Wednesday, 5 August 2020
Sartana's Here... Trade Your Pistol for a Coffin
Sartana's Here.. Trade Your Pistol for a Coffin starts well enough, the first act detailing the gunslinger's efforts to free a mother and her child from the grip of an overbearing bandit. This vignette, knowingly replaying beats from A Fistful of Dollars (and Yojimbo before that), represents a simplicity of purpose and morality largely absent in this series' sequels. Sartana is briefly allowed to torment and tighten the noose, again a phantom that operates slightly out of step with reality. Original Sartana actor Gianni Garko is replaced by George Hilton for this instalment, the new actor bringing an ironic, detached energy to the incessant betrayals. Hilton's face is gaunt and sunburnt, closer to a Carlos Ezquerra drawing of Walton Goggins than Garko's Eastwood by way of Iain Glen.
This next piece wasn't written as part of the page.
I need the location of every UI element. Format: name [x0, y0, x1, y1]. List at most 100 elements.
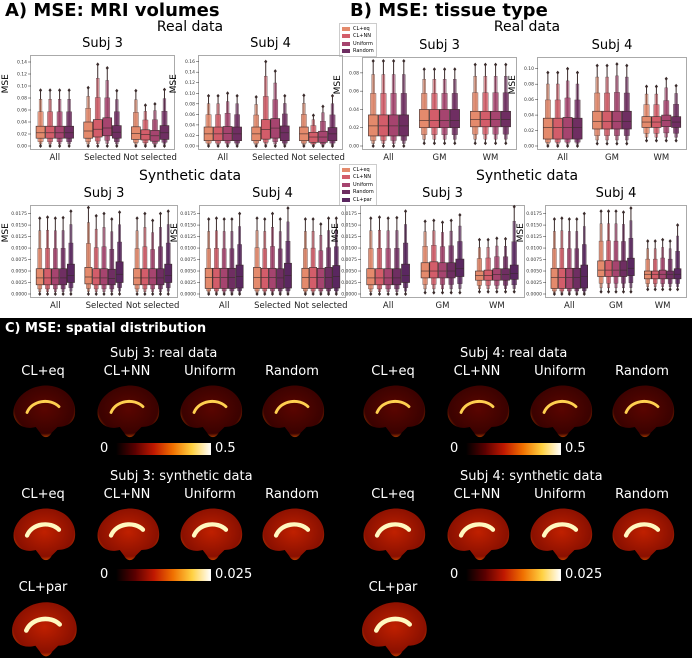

This substitution helps massage the decision to move the series away from an Old Testament haunting to conniving, invincible nonsense; Hilton much more able to traverse the farcical twists (including several clashes with the competitor brand that poached If You Meet Sartana Pray for Your Death director, Gianfranco Parolini) that Trade Your Pistol throws his way. Although Tito Carpi's leisurely screenplay lets him down, director Giuliano Carnimeo again proves himself adept at manufacturing up stress situations. Conspiring with editor Ornella Micheli and cinematographer Stelvio Massi, Carnimeo uses the brief moments where Sartana isn't present to press in on the vulnerable. Nosing into their hopeless scuffles with gold rush heavies - the camera rocking nervously in the face of advancing cruelty.